Hello,
On Tue, Jul 16, 2024 at 03:48:17PM +0200, Michal Hocko wrote: ...
This behavior is particularly useful for work scheduling systems that need to track memory usage of worker processes/cgroups per-work-item. Since memory can't be squeezed like CPU can (the OOM-killer has opinions), these systems need to track the peak memory usage to compute system/container fullness when binpacking workitems.
Swap still has bad reps but there's nothing drastically worse about it than page cache. ie. If you're under memory pressure, you get thrashing one way or another. If there's no swap, the system is just memlocking anon memory even when they are a lot colder than page cache, so I'm skeptical that no swap + mostly anon + kernel OOM kills is a good strategy in general especially given that the system behavior is not very predictable under OOM conditions.
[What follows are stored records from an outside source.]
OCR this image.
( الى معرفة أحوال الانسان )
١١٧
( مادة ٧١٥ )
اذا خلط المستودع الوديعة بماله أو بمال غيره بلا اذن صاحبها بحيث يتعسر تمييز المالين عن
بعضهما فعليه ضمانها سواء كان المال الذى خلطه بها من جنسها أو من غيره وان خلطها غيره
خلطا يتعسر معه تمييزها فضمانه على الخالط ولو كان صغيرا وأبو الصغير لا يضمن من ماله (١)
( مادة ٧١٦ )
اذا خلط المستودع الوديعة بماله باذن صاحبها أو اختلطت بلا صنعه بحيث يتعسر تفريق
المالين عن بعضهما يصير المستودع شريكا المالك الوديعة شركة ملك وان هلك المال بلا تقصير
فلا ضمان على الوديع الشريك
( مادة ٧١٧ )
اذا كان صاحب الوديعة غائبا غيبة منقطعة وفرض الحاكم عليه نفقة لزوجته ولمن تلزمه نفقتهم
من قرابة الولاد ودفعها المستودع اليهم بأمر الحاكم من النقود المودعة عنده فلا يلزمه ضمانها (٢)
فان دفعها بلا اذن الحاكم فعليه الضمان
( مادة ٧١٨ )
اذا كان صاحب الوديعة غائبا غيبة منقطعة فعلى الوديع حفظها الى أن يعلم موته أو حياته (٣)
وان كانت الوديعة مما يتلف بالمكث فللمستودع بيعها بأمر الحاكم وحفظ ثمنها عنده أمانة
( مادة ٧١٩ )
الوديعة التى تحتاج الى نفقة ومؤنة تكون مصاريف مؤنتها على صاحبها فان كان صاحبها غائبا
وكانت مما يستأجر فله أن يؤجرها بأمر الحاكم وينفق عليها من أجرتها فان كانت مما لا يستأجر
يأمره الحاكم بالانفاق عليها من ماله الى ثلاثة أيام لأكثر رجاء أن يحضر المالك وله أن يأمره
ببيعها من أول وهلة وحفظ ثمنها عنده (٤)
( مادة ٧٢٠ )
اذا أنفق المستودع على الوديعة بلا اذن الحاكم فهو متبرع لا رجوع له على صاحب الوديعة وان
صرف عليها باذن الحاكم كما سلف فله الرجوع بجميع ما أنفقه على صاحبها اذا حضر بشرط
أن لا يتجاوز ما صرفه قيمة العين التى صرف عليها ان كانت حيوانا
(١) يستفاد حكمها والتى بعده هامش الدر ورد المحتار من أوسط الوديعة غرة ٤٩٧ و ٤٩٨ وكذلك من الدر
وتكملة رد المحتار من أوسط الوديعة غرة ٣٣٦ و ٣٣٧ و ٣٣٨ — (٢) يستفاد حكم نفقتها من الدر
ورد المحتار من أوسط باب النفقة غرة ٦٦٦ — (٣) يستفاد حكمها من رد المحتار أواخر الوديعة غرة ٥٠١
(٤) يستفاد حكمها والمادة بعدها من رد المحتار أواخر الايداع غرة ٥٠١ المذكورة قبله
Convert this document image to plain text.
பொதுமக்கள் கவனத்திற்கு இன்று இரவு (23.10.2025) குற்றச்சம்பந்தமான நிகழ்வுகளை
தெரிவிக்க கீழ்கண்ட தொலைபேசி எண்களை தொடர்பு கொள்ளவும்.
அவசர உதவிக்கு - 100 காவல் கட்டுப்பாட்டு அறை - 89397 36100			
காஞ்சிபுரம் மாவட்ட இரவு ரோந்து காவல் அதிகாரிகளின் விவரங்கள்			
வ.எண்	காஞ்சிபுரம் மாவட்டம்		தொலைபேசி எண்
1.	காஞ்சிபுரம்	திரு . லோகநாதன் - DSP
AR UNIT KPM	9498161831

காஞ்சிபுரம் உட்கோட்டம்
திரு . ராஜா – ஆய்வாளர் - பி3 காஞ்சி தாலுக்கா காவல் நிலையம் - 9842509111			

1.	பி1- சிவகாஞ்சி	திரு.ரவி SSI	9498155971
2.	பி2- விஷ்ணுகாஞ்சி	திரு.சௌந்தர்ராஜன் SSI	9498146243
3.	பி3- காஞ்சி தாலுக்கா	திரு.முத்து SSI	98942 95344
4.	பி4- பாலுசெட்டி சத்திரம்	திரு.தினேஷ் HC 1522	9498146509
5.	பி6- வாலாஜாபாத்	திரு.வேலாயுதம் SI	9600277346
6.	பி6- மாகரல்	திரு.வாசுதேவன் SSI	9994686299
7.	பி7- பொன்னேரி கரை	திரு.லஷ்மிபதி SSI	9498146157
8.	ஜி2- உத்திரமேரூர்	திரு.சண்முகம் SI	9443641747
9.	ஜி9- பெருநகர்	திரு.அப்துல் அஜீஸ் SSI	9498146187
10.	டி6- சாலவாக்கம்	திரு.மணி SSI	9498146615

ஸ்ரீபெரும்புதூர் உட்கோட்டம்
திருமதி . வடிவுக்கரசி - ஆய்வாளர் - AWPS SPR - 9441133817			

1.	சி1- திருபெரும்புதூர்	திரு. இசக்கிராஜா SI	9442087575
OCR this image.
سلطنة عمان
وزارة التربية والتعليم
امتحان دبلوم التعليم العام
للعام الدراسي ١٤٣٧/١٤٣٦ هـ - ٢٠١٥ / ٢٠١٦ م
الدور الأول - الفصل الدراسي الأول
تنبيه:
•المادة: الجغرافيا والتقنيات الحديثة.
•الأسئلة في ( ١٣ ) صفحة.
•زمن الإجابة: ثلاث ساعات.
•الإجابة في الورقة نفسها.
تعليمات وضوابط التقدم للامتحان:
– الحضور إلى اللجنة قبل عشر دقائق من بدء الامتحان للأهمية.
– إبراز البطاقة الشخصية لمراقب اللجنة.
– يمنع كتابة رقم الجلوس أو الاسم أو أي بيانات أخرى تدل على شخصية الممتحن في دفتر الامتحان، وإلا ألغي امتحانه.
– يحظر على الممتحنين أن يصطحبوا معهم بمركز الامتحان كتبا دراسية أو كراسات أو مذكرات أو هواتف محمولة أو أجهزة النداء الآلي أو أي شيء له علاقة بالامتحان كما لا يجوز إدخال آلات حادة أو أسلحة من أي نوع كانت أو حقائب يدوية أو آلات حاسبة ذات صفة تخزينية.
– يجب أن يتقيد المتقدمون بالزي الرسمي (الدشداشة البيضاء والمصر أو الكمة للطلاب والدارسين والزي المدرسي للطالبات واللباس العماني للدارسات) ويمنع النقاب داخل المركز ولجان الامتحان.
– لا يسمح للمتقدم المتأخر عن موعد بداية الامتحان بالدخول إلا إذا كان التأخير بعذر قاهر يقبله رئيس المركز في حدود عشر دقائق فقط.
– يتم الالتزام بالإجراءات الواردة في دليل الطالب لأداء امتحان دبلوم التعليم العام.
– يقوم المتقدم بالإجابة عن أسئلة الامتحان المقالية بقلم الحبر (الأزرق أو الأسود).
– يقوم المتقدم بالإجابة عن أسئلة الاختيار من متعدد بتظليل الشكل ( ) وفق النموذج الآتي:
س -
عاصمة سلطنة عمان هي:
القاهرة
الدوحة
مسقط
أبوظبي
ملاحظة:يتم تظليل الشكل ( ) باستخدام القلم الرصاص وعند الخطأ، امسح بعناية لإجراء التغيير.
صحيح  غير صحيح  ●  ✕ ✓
As mentioned down the email thread, I consider usefulness of peak value rather limited. It is misleading when memory is reclaimed. But fundamentally I do not oppose to unifying the write behavior to reset values.
The removal of resets was intentional. The problem was that it wasn't clear who owned those counters and there's no way of telling who reset what when. It was easy to accidentally end up with multiple entities that think they can get timed measurement by resetting.
So, in general, I don't think this is a great idea. There are shortcomings to how memory.peak behaves in that its meaningfulness quickly declines over time. This is expected and the rationale behind adding memory.peak, IIRC, was that it was difficult to tell the memory usage of a short-lived cgroup.
If we want to allow peak measurement of time periods, I wonder whether we could do something similar to pressure triggers - ie. let users register watchers so that each user can define their own watch periods. This is more involved but more useful and less error-inducing than adding reset to a single counter.
Johannes, what do you think?
Thanks.